A Tenodesis-Induced-Grip exoskeleton robot (TIGER) for assisting upper extremity functions in stroke patients: a randomized control study
Published in Disability and Rehabilitation, 2022
Hsiu-Yun Hsu, Kang-Chin Yang, Chien-Hsien Yeh, Yu-Ching Lin, Keng-Ren Lin, Fong-Chin Su, Li-Chieh Kuo
There are some additional limitations to this study. First, although this was a randomized control trial with a clinically applicable dose, the training for those patients in the control group was not exclusively focused on rehabilitation of the hand and wrist but included repetitive skill building for tasks of daily living in general. This may have led to less improvement in the hand and wrist function of the participants in the control group. A second limitation was the differences in the baseline characteristics of the study conditions and this, in turn, decreased the statistical power of the study.

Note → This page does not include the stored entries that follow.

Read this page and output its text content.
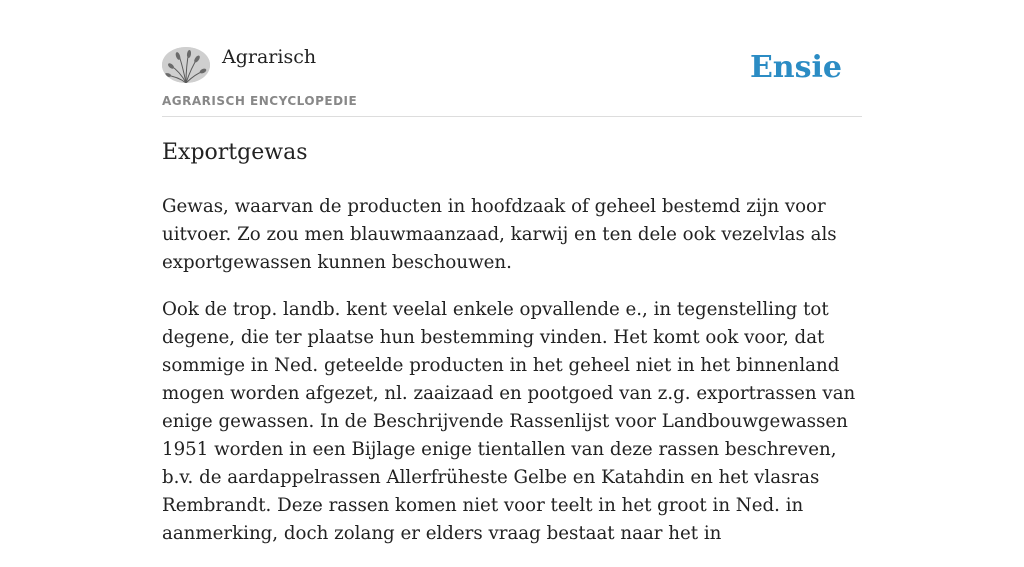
Agrarisch
AGRARISCH ENCYCLOPEDIE
Ensie
Exportgewas

Gewas, waarvan de producten in hoofdzaak of geheel bestemd zijn voor uitvoer. Zo zou men blauwmaanzaad, karwij en ten dele ook vezelvlas als exportgewassen kunnen beschouwen.

Ook de trop. landb. kent veelal enkele opvallende e., in tegenstelling tot degene, die ter plaatse hun bestemming vinden. Het komt ook voor, dat sommige in Ned. geteelde producten in het geheel niet in het binnenland mogen worden afgezet, nl. zaaizaad en pootgoed van z.g. exportrassen van enige gewassen. In de Beschrijvende Rassenlijst voor Landbouwgewassen 1951 worden in een Bijlage enige tientallen van deze rassen beschreven, b.v. de aardappelrassen Allerfrüheste Gelbe en Katahdin en het vlasras Rembrandt. Deze rassen komen niet voor teelt in het groot in Ned. in aanmerking, doch zolang er elders vraag bestaat naar het in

Thus, the obtained results should be generalized with caution. It is also worth noting that the training paradigm of the TIGER is only composed of continuous passive and functional modes but lacks the training paradigm of an assist-as-needed to provide assistance only as much as it is needed to complete the motor or functional task is the major limitation of the device. In the future, stratified randomization could be employed in the study design to prevent an imbalance in the baseline conditions between treatment groups and thus minimize the variations in treatment responsiveness. In future research, the test for the control system of the TIGER such as motor driving force test for validating mechanical safety shall be carried out to ensure a safer training process. Finally, the design will integrate the Internet of Things with the TIGER system to allow for investigation of the effects of applying the TIGER system as a home-based treatment for chronic stroke patients who have limited rehabilitation resources.